Het benoemingscomité

 

Een van de adventistische tijdschriften in de Verenigde Staten heeft me onlangs gevraagd om tegen het einde van dit jaar een substantieel artikel te leveren over de manier waarop de Adventkerk haar leiders kiest. Het is de bedoeling dat ik niet alleen naar het verleden kijk en analyseer hoe de verkiezingsprocedures tijdens recente wereldcongressen zijn verlopen, maar ook mogelijke alternatieven bespreek. Een fascinerende opdracht dus.

Toen ik deze week een uurtje op een terrasje zat op het plein voor de aankomsthal van London Luton Airport—waar ik, met een kartonnen bekertje Nero-koffie voor me, op iemand zat te wachten met wie ik een bespreking zou hebben alvorens ‘s middags weer met Easyjet naar het vaderland terug te keren—probeerde ik op een rijtje te zetten welke dingen ik voor dat artikel nader moest onderzoeken.

Er zijn allerlei dingen die we vanzelfsprekend vinden. Bij verkiezingsprocedures in de kerk, op allerlei niveaus, werken we gewoonlijk met een benoemingscomité dat voorstellen uitwerkt, die dan vervolgens, vaak zonder veel discussie, door de plenaire vergadering worden afgestemd. Eén van de dingen op het lijstje van de vragen die ik nader moet onderzoeken is waar we dat systeem aan hebben ontleend.  Zijn adventisten vanaf het allereerste begin op die manier te werk gegaan? Hebben zij destijds die werkwijze bij anderen gezien? Misschien bij de zgn. Christian Connexxion, waartoe o.a. Adventpioniers als James White and Joseph Bates behoorden, voordat zij, via de Miller-fase, Adventgelovigen werden? Of is het iets van methodistische oorsprong? Of kwam het gebruik van een benoemingscomité pas veel later in zwang?  Als dat zo was, hoe dan?
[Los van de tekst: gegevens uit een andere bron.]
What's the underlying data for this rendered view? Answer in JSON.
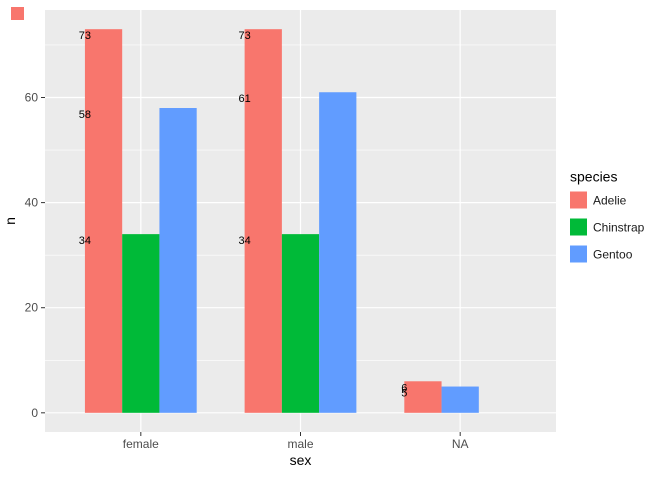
{
  "chart_data": {
    "type": "bar",
    "title": "",
    "xlabel": "sex",
    "ylabel": "n",
    "legend_title": "species",
    "legend_position": "right",
    "categories": [
      "female",
      "male",
      "NA"
    ],
    "series": [
      {
        "name": "Adelie",
        "color": "#F8766D",
        "values": [
          73,
          73,
          6
        ]
      },
      {
        "name": "Chinstrap",
        "color": "#00BA38",
        "values": [
          34,
          34,
          null
        ]
      },
      {
        "name": "Gentoo",
        "color": "#619CFF",
        "values": [
          58,
          61,
          5
        ]
      }
    ],
    "yticks": [
      0,
      20,
      40,
      60
    ],
    "ylim": [
      -3.65,
      76.65
    ],
    "bar_value_labels_shown": true,
    "grid": true,
    "panel_bg": "#EBEBEB",
    "grid_color": "#FFFFFF",
    "axis_text_color": "#4D4D4D",
    "tick_color": "#333333",
    "label_text_color": "#000000"
  },
  "artifacts": {
    "corner_square_color": "#F8766D"
  }
}
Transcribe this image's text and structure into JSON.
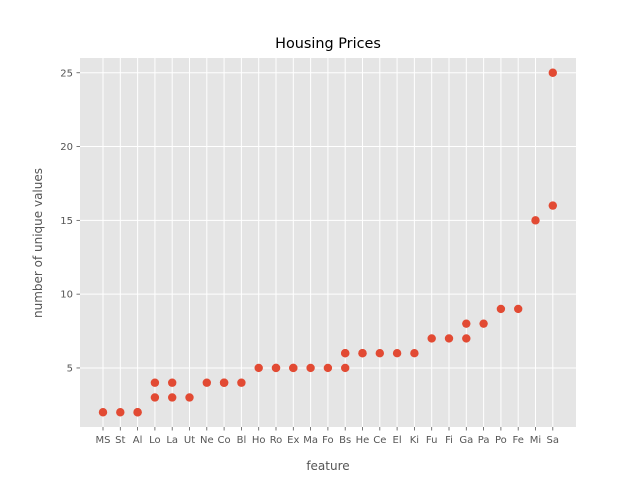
{
  "chart_data": {
    "type": "scatter",
    "title": "Housing Prices",
    "xlabel": "feature",
    "ylabel": "number of unique values",
    "categories": [
      "MS",
      "St",
      "Al",
      "Lo",
      "La",
      "Ut",
      "Ne",
      "Co",
      "Bl",
      "Ho",
      "Ro",
      "Ex",
      "Ma",
      "Fo",
      "Bs",
      "He",
      "Ce",
      "El",
      "Ki",
      "Fu",
      "Fi",
      "Ga",
      "Pa",
      "Po",
      "Fe",
      "Mi",
      "Sa"
    ],
    "ylim": [
      1,
      26
    ],
    "yticks": [
      5,
      10,
      15,
      20,
      25
    ],
    "grid": true,
    "points": [
      {
        "x": "MS",
        "y": 2
      },
      {
        "x": "St",
        "y": 2
      },
      {
        "x": "Al",
        "y": 2
      },
      {
        "x": "Al",
        "y": 2
      },
      {
        "x": "Lo",
        "y": 4
      },
      {
        "x": "Lo",
        "y": 3
      },
      {
        "x": "La",
        "y": 4
      },
      {
        "x": "La",
        "y": 3
      },
      {
        "x": "Ut",
        "y": 3
      },
      {
        "x": "Ne",
        "y": 4
      },
      {
        "x": "Co",
        "y": 4
      },
      {
        "x": "Co",
        "y": 4
      },
      {
        "x": "Bl",
        "y": 4
      },
      {
        "x": "Ho",
        "y": 5
      },
      {
        "x": "Ro",
        "y": 5
      },
      {
        "x": "Ro",
        "y": 5
      },
      {
        "x": "Ex",
        "y": 5
      },
      {
        "x": "Ex",
        "y": 5
      },
      {
        "x": "Ma",
        "y": 5
      },
      {
        "x": "Fo",
        "y": 5
      },
      {
        "x": "Bs",
        "y": 6
      },
      {
        "x": "Bs",
        "y": 6
      },
      {
        "x": "Bs",
        "y": 5
      },
      {
        "x": "He",
        "y": 6
      },
      {
        "x": "He",
        "y": 6
      },
      {
        "x": "Ce",
        "y": 6
      },
      {
        "x": "El",
        "y": 6
      },
      {
        "x": "Ki",
        "y": 6
      },
      {
        "x": "Fu",
        "y": 7
      },
      {
        "x": "Fi",
        "y": 7
      },
      {
        "x": "Ga",
        "y": 8
      },
      {
        "x": "Ga",
        "y": 7
      },
      {
        "x": "Pa",
        "y": 8
      },
      {
        "x": "Po",
        "y": 9
      },
      {
        "x": "Fe",
        "y": 9
      },
      {
        "x": "Mi",
        "y": 15
      },
      {
        "x": "Sa",
        "y": 25
      },
      {
        "x": "Sa",
        "y": 16
      }
    ],
    "colors": {
      "marker": "#E24A33",
      "plot_background": "#E5E5E5",
      "grid": "#FFFFFF"
    }
  }
}
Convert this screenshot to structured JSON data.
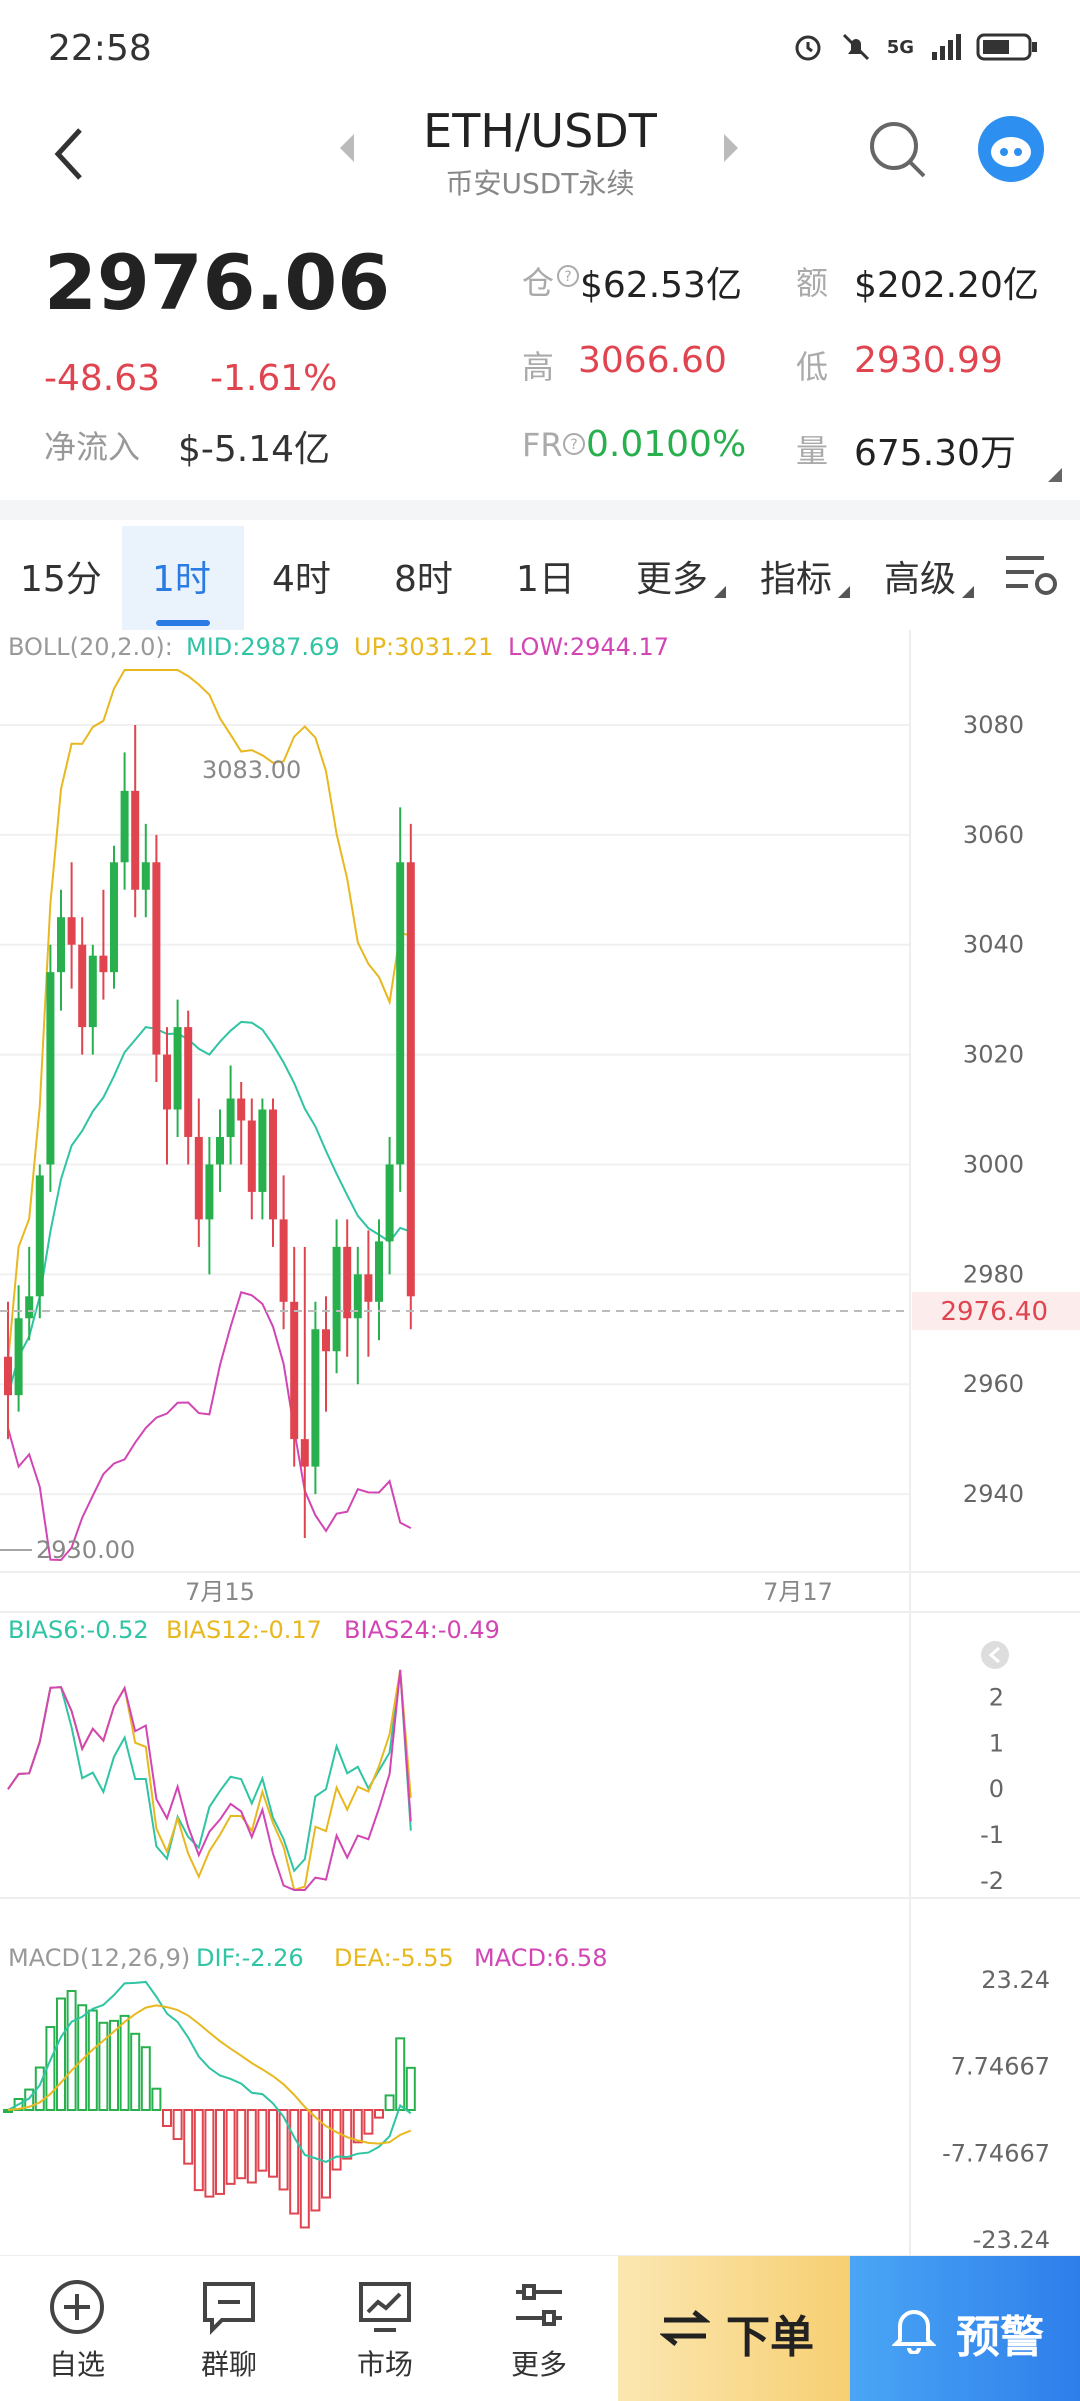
{
  "status_bar": {
    "time": "22:58",
    "network": "5G"
  },
  "header": {
    "title": "ETH/USDT",
    "subtitle": "币安USDT永续"
  },
  "ticker": {
    "last_price": "2976.06",
    "change": "-48.63",
    "change_pct": "-1.61%",
    "net_inflow_label": "净流入",
    "net_inflow_value": "$-5.14亿",
    "open_interest_label": "仓",
    "open_interest_value": "$62.53亿",
    "turnover_label": "额",
    "turnover_value": "$202.20亿",
    "high_label": "高",
    "high_value": "3066.60",
    "low_label": "低",
    "low_value": "2930.99",
    "funding_label": "FR",
    "funding_value": "0.0100%",
    "volume_label": "量",
    "volume_value": "675.30万"
  },
  "tabs": [
    {
      "label": "15分",
      "active": false
    },
    {
      "label": "1时",
      "active": true
    },
    {
      "label": "4时",
      "active": false
    },
    {
      "label": "8时",
      "active": false
    },
    {
      "label": "1日",
      "active": false
    },
    {
      "label": "更多",
      "active": false
    },
    {
      "label": "指标",
      "active": false
    },
    {
      "label": "高级",
      "active": false
    }
  ],
  "colors": {
    "up": "#27b04d",
    "down": "#e0444f",
    "mid": "#2fc4a4",
    "upper": "#e8b820",
    "lower": "#d146b4",
    "accent": "#2a7be4"
  },
  "chart_data": [
    {
      "type": "candlestick",
      "title": "ETH/USDT 1时",
      "indicator_label": "BOLL(20,2.0):",
      "indicator_mid": "MID:2987.69",
      "indicator_up": "UP:3031.21",
      "indicator_low": "LOW:2944.17",
      "y_ticks": [
        "3080",
        "3060",
        "3040",
        "3020",
        "3000",
        "2980",
        "2960",
        "2940"
      ],
      "x_ticks": [
        "7月15",
        "7月17"
      ],
      "ylim": [
        2928,
        3090
      ],
      "last_price_tag": "2976.40",
      "high_marker": "3083.00",
      "low_marker": "2930.00",
      "candles": [
        [
          2965,
          2975,
          2950,
          2958
        ],
        [
          2958,
          2978,
          2955,
          2972
        ],
        [
          2972,
          2985,
          2968,
          2976
        ],
        [
          2976,
          3000,
          2972,
          2998
        ],
        [
          3000,
          3040,
          2995,
          3035
        ],
        [
          3035,
          3050,
          3028,
          3045
        ],
        [
          3045,
          3055,
          3032,
          3040
        ],
        [
          3040,
          3045,
          3020,
          3025
        ],
        [
          3025,
          3040,
          3020,
          3038
        ],
        [
          3038,
          3050,
          3030,
          3035
        ],
        [
          3035,
          3058,
          3032,
          3055
        ],
        [
          3055,
          3075,
          3050,
          3068
        ],
        [
          3068,
          3080,
          3045,
          3050
        ],
        [
          3050,
          3062,
          3045,
          3055
        ],
        [
          3055,
          3060,
          3015,
          3020
        ],
        [
          3020,
          3025,
          3000,
          3010
        ],
        [
          3010,
          3030,
          3005,
          3025
        ],
        [
          3025,
          3028,
          3000,
          3005
        ],
        [
          3005,
          3012,
          2985,
          2990
        ],
        [
          2990,
          3005,
          2980,
          3000
        ],
        [
          3000,
          3010,
          2995,
          3005
        ],
        [
          3005,
          3018,
          3000,
          3012
        ],
        [
          3012,
          3015,
          3000,
          3008
        ],
        [
          3008,
          3012,
          2990,
          2995
        ],
        [
          2995,
          3012,
          2990,
          3010
        ],
        [
          3010,
          3012,
          2985,
          2990
        ],
        [
          2990,
          2998,
          2970,
          2975
        ],
        [
          2975,
          2985,
          2945,
          2950
        ],
        [
          2950,
          2985,
          2932,
          2945
        ],
        [
          2945,
          2975,
          2940,
          2970
        ],
        [
          2970,
          2976,
          2955,
          2966
        ],
        [
          2966,
          2990,
          2962,
          2985
        ],
        [
          2985,
          2990,
          2965,
          2972
        ],
        [
          2972,
          2985,
          2960,
          2980
        ],
        [
          2980,
          2988,
          2965,
          2975
        ],
        [
          2975,
          2990,
          2968,
          2986
        ],
        [
          2986,
          3005,
          2980,
          3000
        ],
        [
          3000,
          3065,
          2995,
          3055
        ],
        [
          3055,
          3062,
          2970,
          2976
        ]
      ]
    },
    {
      "type": "line",
      "title": "BIAS",
      "series": [
        {
          "name": "BIAS6:-0.52"
        },
        {
          "name": "BIAS12:-0.17"
        },
        {
          "name": "BIAS24:-0.49"
        }
      ],
      "y_ticks": [
        "2",
        "1",
        "0",
        "-1",
        "-2"
      ],
      "ylim": [
        -2.2,
        2.6
      ]
    },
    {
      "type": "bar",
      "title": "MACD(12,26,9)",
      "series": [
        {
          "name": "DIF:-2.26"
        },
        {
          "name": "DEA:-5.55"
        },
        {
          "name": "MACD:6.58"
        }
      ],
      "y_ticks": [
        "23.24",
        "7.74667",
        "-7.74667",
        "-23.24"
      ],
      "ylim": [
        -23.24,
        23.24
      ]
    }
  ],
  "bottom_nav": [
    {
      "label": "自选",
      "icon": "add-circle-icon"
    },
    {
      "label": "群聊",
      "icon": "chat-icon"
    },
    {
      "label": "市场",
      "icon": "market-chart-icon"
    },
    {
      "label": "更多",
      "icon": "more-sliders-icon"
    }
  ],
  "actions": {
    "order_label": "下单",
    "alert_label": "预警"
  }
}
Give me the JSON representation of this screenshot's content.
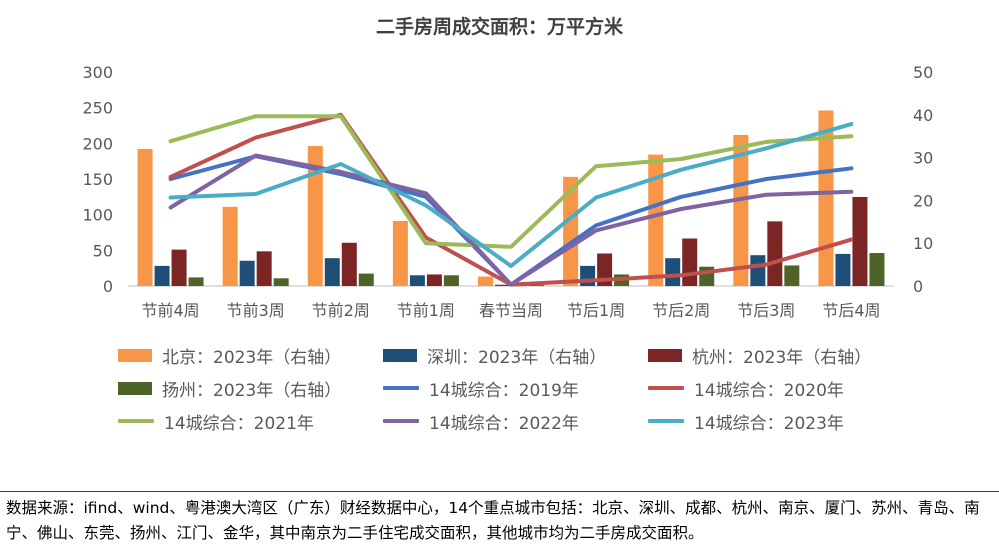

In de boekenkast in mijn studeerkamer staan heel wat boeken over de geschiedenis van het adventisme. In totaal beslaan zij ongeveer vier meter plankruimte. Maar een eerste vluchtige verkenning leverde geen informatie op dit punt op. Een paar uurtjes speuren in het materiaal dat de archiefafdeling van de wereldkerk on-line heeft gezet, hielp me evenmin. Ik besloot een mail te sturen aan Bert Haloviak, de man die jarenlang de archivaris was van het hoofdkantoor van de kerk in de VS.  Hij is vooral ook een autoriteit ten aanzien van de Christian Connexxion.  Hij antwoordde mij prompt dat hij het antwoord op mijn vraag niet wist. Hij had wel een paar tips voor me over waar ik mogelijk iets zou kunnen vinden.

Vreemd eigenlijk dat het soms zo moeilijk is om te achterhalen hoe een bepaalde traditie de kerk is binnengekomen.  Dat betreft heel veel meer dingen dan alleen de rol van een benoemingscomité. Maar we raken vaak zó aan dingen gewend dat ze een aureool van heiligheid—of in elk geval van permanente waarde—krijgen die het haast onmogelijk maakt om er eens fris tegen aan te kijken en ons af te vragen: ‘Ja, waarom doen we het eigenlijk zo? Zijn er geen andere, misschien betere, manieren?’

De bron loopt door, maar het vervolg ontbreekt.